In an article by Peter Evans appearing today in a wide range of newspapers including page A1 of the Wall Street Journal as well as Barrons , and commented on in USA Today , a "disagreement" between the English towns of Plymouth and Harwich is brewing. The premise of the article seems to be that Harwich believes it deserves more attention as the home of the Mayflower and her master, while the city of Plymouth in England is miffed at the additional competition to its claim-to-fame as the 400th anniversary of the Mayflower voyage quickly approaches.
To engage the controversy, the reporter states "The Mayflower was built and originally set sail from here [Harwich] before making an unscheduled stop at Plymouth [England]." This is factually incorrect. The place the Mayflower was built is entirely unknown (it could have been anywhere that built ships). And Harwich was never on the 1620 "itinerary" of stops: the Mayflower left London, went to Southampton to get provisions, then to Dartmouth (where the Speedwell was forced in for repairs), and finally to Plymouth, England (where they gave up on the Speedwell and moved everyone over to the Mayflower and sent others home). Harwich was in no way involved in the 1620 voyage from a physical stopover perspective.

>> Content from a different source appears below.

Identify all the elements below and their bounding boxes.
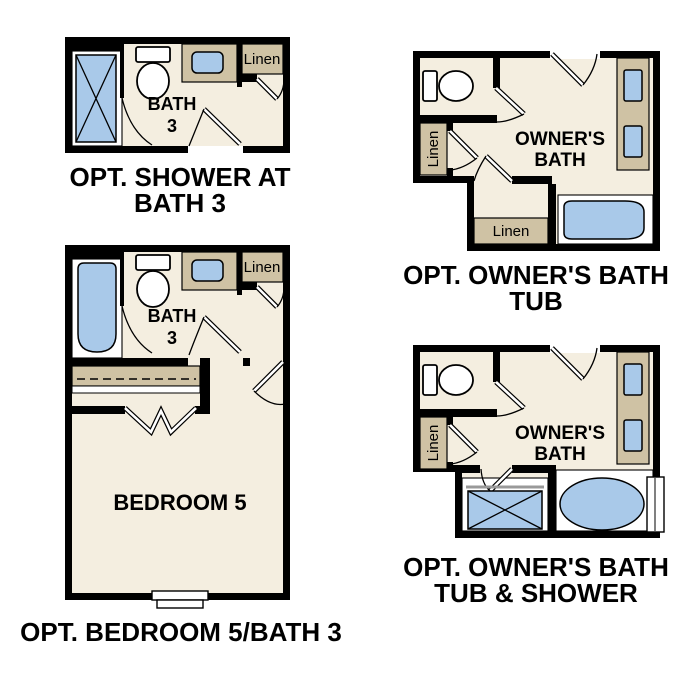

The true 'claim to fame' for the town of Harwich, is as the undisputed hometown of the Mayflower's master, Christopher Jones, some of the crew (probably including cooper John Alden) and as the home port of the Mayflower from 1607 to 1611. Unmentioned by the article, or by the surrounding "controversy" is the fact that Master Jones, and the Mayflower, actually left Harwich in 1611 and took up residence in Rotherhithe, Surrey, England: a town which apparently has not managed to work itself into the controversy even though it was the true "home" of the Mayflower from late 1611 through 1620, and even through the burial of Christopher Jones there in March 1622.
I am quite happy that "Destination Plymouth" is organizing a 2020 celebration in England with invitations to former and current U.S. Presidents and the Royal Family. And that Harwich is building a $3.3 million replica of the Mayflower to sail as part of the celebration. There's enough room for everyone to celebrate. Let's not forget some of the other important places in England with ties to the Pilgrims: Scrooby, Droitwich, Henlow, Austerfield, Boston, Dartmouth, Southampton, Dorking, Great Yarmouth, Norwich, London, Hursley, Upper Clatford, ... the list goes on.
One other correction to an implication in the article. The headline, "Maybe it Should be Called Harwich Rock," implies that the reason the Pilgrims named Plymouth was in honor of the city they embarked from in England. Actually Plymouth was named by Captain John Smith (of Pocahontas fame) in 1614 during a mapping expedition in which he applied English place names to coastal areas in New England. The Pilgrims were using his maps, made six years earlier, when they arrived in 1620. They settled at a spot labeled Plymouth on his map.